(582ap) Study on the Influence of Particle Size Distribution on the Solid-Liquid Reaction to Produce Sucrose Ester
AIChE Annual Meeting
2017
2017 Annual Meeting
Catalysis and Reaction Engineering Division
Poster Session: Catalysis and Reaction Engineering (CRE) Division
Wednesday, November 1, 2017 - 3:15pm to 4:45pm
Sucrose esters are produced by basic transesterification of sucrose and fatty acid methyl esters (FAMEs) at temperatures between 90 and 180°C, and under vacuum conditions to remove the produced methanol. A main challenge of this reaction is to deal with reactants incompatibility: sucrose is highly polar solid, and FAMEs are highly non-polar liquids. Consequently, solubility of sucrose in FAMEs is very low, nearly 0.1 g of sucrose per 100g of FAME at 140°C [2]. This reduced solubility limits mass transfer to the reactive media, reducing reaction rate and conversion.
One of the processing alternatives proposed to overcome reactants incompatibility is the use of emulsifiers to provide contact and enhance solubility of sucrose in FAME [3–6]. Main emulsifiers used are fatty acid soaps (mono- and divalent), sucrose esters (product itself), mono- and diacylglycerols. However, in this heterogeneous reaction, solid-solid-liquid interfaces are present between catalyst (usually K2CO3), sucrose and FAMEs, respectively. In this kind of reactions, particle size distribution of solid species become a major variable o the process. Reaction to produce sucrose esters should be operated at sufficient small particles to ensure that the reaction is not mass transfer limited by diffusion effects [7].

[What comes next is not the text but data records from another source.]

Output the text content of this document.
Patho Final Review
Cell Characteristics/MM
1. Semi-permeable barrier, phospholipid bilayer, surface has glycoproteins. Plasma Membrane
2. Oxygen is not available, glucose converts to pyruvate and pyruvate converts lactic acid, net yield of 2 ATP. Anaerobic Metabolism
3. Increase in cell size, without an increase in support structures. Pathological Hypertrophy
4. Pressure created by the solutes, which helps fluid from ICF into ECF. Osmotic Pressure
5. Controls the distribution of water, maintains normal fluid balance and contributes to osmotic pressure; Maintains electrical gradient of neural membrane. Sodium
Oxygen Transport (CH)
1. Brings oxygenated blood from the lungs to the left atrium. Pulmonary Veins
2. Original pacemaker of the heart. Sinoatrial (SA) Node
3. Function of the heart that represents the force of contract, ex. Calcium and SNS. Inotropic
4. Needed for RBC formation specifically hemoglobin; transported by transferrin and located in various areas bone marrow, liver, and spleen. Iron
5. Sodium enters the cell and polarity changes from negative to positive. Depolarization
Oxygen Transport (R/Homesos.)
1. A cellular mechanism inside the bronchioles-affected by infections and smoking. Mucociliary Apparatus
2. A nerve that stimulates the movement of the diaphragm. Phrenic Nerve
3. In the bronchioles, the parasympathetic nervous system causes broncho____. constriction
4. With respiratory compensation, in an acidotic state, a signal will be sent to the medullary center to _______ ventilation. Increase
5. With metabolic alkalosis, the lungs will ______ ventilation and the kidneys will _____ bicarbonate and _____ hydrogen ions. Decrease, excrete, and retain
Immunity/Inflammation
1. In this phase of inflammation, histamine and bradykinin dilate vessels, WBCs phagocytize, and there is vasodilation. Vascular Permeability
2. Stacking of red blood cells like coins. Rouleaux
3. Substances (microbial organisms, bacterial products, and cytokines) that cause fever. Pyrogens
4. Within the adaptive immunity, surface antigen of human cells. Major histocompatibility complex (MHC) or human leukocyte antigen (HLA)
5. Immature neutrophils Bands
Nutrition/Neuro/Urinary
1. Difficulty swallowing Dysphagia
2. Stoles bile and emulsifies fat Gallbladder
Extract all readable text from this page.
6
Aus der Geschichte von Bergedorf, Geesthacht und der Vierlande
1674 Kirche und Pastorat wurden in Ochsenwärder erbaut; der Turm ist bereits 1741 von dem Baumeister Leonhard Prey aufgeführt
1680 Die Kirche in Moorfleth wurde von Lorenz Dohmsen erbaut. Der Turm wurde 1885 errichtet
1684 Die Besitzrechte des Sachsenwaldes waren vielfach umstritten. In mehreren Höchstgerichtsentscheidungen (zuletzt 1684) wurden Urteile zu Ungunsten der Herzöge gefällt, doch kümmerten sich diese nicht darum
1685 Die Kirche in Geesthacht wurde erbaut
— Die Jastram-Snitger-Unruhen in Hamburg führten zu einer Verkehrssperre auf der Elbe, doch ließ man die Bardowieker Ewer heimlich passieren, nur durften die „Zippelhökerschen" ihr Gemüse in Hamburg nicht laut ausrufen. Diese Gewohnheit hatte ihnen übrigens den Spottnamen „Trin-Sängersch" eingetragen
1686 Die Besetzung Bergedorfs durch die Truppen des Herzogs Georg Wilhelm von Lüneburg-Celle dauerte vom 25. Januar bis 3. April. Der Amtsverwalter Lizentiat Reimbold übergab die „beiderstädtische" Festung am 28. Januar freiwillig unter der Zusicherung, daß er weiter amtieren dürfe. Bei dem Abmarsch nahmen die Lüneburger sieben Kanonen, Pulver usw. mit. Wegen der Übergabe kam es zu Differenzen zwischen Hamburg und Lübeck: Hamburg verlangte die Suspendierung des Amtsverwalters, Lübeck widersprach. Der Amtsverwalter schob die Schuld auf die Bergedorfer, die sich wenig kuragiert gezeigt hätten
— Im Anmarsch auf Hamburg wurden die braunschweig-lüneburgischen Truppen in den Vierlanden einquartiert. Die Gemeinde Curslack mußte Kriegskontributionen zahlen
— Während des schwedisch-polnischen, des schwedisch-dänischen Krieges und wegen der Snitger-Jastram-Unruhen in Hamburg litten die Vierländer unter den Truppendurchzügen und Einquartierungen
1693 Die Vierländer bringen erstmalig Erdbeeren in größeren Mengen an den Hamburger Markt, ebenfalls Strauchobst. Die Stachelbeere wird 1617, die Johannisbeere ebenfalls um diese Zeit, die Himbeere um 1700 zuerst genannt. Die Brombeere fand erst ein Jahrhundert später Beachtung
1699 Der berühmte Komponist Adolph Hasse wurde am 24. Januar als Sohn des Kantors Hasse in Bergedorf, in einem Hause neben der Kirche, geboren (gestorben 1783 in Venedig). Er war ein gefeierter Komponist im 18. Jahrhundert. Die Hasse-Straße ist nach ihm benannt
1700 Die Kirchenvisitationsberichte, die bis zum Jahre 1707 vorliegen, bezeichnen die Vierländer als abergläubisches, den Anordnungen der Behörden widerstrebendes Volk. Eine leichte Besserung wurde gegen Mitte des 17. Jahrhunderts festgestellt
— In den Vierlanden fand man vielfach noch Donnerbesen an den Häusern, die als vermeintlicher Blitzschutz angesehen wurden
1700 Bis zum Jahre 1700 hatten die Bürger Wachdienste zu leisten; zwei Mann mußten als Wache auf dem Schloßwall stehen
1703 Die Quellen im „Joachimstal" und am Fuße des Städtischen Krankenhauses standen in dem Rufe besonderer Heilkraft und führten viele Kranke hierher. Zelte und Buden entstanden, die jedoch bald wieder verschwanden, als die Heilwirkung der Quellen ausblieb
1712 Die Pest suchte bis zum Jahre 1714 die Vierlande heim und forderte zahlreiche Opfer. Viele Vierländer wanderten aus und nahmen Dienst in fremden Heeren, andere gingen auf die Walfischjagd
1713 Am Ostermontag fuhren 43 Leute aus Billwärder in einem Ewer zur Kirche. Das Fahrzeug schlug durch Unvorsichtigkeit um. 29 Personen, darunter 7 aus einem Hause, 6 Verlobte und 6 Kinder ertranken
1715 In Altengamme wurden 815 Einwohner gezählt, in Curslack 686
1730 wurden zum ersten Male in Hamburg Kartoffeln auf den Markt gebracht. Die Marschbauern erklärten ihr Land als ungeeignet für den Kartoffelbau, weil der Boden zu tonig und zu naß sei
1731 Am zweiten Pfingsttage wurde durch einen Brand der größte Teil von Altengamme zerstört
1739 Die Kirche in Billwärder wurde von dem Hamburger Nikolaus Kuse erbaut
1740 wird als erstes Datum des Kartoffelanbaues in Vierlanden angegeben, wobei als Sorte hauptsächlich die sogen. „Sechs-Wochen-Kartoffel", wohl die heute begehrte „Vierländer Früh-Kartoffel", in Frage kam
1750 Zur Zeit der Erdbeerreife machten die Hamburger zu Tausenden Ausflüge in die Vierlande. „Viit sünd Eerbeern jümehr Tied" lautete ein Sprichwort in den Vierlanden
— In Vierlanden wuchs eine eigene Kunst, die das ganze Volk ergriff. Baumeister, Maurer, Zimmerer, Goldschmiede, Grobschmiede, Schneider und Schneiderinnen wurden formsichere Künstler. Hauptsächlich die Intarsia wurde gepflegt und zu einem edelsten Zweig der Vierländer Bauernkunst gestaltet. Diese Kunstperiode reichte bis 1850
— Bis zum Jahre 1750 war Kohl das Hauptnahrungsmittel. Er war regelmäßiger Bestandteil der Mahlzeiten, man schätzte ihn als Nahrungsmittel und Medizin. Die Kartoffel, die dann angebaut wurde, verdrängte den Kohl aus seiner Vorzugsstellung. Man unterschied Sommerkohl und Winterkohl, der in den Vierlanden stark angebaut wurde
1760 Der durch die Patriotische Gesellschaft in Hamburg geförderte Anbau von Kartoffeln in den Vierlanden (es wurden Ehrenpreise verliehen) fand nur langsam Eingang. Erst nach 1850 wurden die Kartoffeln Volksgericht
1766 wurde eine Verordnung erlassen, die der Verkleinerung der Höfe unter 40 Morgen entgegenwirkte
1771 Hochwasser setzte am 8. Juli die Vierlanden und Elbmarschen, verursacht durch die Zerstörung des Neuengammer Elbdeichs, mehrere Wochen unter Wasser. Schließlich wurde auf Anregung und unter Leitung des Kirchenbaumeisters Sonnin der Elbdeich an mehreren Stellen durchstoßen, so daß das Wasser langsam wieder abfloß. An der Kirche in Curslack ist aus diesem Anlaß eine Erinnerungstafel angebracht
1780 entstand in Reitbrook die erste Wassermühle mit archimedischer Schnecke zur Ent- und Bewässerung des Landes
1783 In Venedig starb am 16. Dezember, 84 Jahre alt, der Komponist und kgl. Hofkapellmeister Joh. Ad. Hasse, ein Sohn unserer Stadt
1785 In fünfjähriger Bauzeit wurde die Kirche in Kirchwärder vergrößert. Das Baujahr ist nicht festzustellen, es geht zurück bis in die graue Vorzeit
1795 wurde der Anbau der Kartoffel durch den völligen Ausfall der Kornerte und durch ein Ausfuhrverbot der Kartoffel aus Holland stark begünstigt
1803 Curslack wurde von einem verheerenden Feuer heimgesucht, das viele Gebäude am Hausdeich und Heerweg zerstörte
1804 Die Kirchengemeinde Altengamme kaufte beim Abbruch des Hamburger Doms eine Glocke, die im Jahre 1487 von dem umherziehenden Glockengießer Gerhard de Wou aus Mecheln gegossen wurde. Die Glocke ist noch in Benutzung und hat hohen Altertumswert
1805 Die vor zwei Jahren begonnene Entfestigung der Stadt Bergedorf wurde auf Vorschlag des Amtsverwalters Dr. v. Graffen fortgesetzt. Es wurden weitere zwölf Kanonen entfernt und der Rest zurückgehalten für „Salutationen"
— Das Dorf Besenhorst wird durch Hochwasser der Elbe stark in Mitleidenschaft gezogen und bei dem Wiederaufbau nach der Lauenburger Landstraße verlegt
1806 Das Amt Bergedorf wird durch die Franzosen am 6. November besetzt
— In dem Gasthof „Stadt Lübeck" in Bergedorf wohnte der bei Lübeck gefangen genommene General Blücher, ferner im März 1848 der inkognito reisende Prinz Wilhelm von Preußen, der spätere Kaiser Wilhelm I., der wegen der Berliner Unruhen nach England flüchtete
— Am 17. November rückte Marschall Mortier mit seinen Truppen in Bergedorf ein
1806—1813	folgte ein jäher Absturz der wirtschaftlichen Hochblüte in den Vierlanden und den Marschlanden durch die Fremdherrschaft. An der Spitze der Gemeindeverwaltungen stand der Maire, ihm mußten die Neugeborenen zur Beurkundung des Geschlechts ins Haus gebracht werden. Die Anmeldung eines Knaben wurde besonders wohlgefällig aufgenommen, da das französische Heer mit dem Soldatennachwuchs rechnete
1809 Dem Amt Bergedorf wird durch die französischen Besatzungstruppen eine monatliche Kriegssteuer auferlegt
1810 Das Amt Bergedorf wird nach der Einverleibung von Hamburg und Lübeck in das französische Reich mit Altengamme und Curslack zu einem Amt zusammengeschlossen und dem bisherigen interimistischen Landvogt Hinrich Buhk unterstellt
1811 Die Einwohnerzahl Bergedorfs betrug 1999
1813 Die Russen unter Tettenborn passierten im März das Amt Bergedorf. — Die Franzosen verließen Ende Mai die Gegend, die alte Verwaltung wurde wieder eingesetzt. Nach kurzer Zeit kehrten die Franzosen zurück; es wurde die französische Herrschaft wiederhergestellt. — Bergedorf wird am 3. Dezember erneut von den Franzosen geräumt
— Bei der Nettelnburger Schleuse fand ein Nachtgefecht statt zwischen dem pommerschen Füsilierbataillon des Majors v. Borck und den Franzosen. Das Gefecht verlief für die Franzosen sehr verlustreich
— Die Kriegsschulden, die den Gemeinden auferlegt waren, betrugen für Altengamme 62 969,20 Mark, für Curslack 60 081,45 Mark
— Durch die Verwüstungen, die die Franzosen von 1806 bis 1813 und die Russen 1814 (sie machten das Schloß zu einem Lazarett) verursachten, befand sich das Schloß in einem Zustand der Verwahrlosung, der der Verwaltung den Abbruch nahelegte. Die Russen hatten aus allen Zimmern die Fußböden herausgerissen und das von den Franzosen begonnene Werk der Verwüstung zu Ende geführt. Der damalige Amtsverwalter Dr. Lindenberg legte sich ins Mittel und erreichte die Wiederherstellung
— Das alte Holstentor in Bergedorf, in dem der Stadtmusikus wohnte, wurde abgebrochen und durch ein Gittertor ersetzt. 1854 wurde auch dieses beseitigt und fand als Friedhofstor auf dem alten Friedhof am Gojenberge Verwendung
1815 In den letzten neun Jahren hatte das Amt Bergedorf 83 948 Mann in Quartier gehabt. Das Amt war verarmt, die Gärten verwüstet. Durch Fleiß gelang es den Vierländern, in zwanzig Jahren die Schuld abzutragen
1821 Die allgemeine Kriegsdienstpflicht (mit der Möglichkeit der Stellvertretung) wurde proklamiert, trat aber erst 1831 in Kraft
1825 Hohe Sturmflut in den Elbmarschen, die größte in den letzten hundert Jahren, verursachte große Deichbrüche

In this work, transesterification reaction to produce sucrose ester was performed using different particle size of sucrose and catalyst (between 30 and 1000 μm) at 120 and 140°C. Sucrose and catalyst were grinded in a ball mill and then sieved to determine their particle size distribution. Reactions were carried out in batch reactors of 100ml of volume using potassium palmitate as emulsifier (5%wt) and K2CO3 as catalyst (5%wt). Initial sucrose/FAMEs molar ratio was 2.5. For quantification of FAME consumed and sucrose esters produced, high performance liquid chromatography (HPLC) was used. The effect of particle size distribution on the reaction productivity and the reaction rate were evaluated. Results showed that below a certain particle size of sucrose and catalyst, productivity and reaction rates achieves an optimal value. Experimental data were used to construct a kinetic model for sucroester production including the effect of particle size distribution sucrose ester production.
References
[1] N. Otomo, Basic properties of sucrose fatty acid esters and their applications, in: D.G. Hayes, D. Kitamoto, D.K.Y. Solaiman, R.D. Ashby (Eds.), Biobased Surfactants Deterg., AOCS Press, Urbana, Illinois, 2009.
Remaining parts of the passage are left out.